I really suck at making puff pastry. It never turns out flaky and ends up like, I dunno ... similar to a tart. 

I use equal parts of flour and butter by weight, but for water and salt quantity, I can never get it right. 

For my recipe.
I use 250g water and butter and it calls for 1/2 cup of water and 1 teaspoon of salt. Somehow this isn't working and I do not want to waste anymore flour and butter from constantly trying to experiment. 

Thanks !


----------



## kadesma (Feb 18, 2010)

masteraznchefjr said:


> Hello everyone,
> 
> I really suck at making puff pastry.

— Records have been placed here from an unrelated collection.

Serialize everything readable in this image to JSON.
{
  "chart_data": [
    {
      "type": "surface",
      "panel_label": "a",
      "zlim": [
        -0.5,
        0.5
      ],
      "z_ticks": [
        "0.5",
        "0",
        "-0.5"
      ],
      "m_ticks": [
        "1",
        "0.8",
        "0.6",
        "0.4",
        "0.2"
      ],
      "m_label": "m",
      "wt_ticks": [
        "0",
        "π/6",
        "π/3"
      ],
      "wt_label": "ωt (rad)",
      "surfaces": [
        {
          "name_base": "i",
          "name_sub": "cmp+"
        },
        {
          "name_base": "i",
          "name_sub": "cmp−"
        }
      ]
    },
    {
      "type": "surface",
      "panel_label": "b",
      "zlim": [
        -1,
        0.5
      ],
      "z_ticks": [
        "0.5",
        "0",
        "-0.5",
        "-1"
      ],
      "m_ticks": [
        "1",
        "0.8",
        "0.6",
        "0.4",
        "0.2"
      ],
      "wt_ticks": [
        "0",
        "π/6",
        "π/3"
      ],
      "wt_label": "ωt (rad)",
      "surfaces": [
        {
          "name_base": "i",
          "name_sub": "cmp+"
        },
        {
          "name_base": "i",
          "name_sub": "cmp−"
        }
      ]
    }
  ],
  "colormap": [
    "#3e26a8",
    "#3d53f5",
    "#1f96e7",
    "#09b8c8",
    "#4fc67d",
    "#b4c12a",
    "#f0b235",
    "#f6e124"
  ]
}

It never turns out flaky and ends up like, I dunno ... similar to a tart.
> 
> ...


Puff pastry is difficult to make. I purchase mine at the grocery store and it works just fine. Give it a try and see how you like it. It will be in the freezer case.
kadesma


----------



## ChefJune (Feb 18, 2010)

I have made puff pastry quite a few times, but no more. I let DuFour do it for me!  They use real butter, and the pastry is great quality.


----------



## PrincessFiona60 (Feb 18, 2010)

I've had luck with this recipe...it's not a one day fix, takes at the very least overnight!  Homemade Puff Pastry from Scratch Recipe


----------



## CharlieD (Feb 18, 2010)

Wow, you make your own puff pastry, wow.


----------



## PrincessFiona60 (Feb 18, 2010)

CharlieD said:


> Wow, you make your own puff pastry, wow.


 
Only for special occasions.  I make my own croissants, too.  Usually only when the star of the meal is puff pastry or croissant...otherwise I buy it already made.  I got spoiled when I worked in the bakery and DH is a retired baker, he just doesn't know how to bake for household use.  I once got home and he had made 24 loaves of bread...I only have 6 loaf pans, there was bread everywhere!  And he was pulling out what was left of his hair!


----------



## wanna be (Feb 18, 2010)

[. I once got home and he had made 24 loaves of bread...I only have 6 loaf pans, there was bread everywhere! And he was pulling out what was left of his hair![/QUOTE] That was awesome!!I love cooking big too but that takes the cake.


----------



## PrincessFiona60 (Feb 18, 2010)

wanna be said:


> That was awesome!!I love cooking big too but that takes the cake.


 
He thought he had cut his recipe (144 loaves) down to a two loaf size. Since then I've handled all the homebaking chores.


----------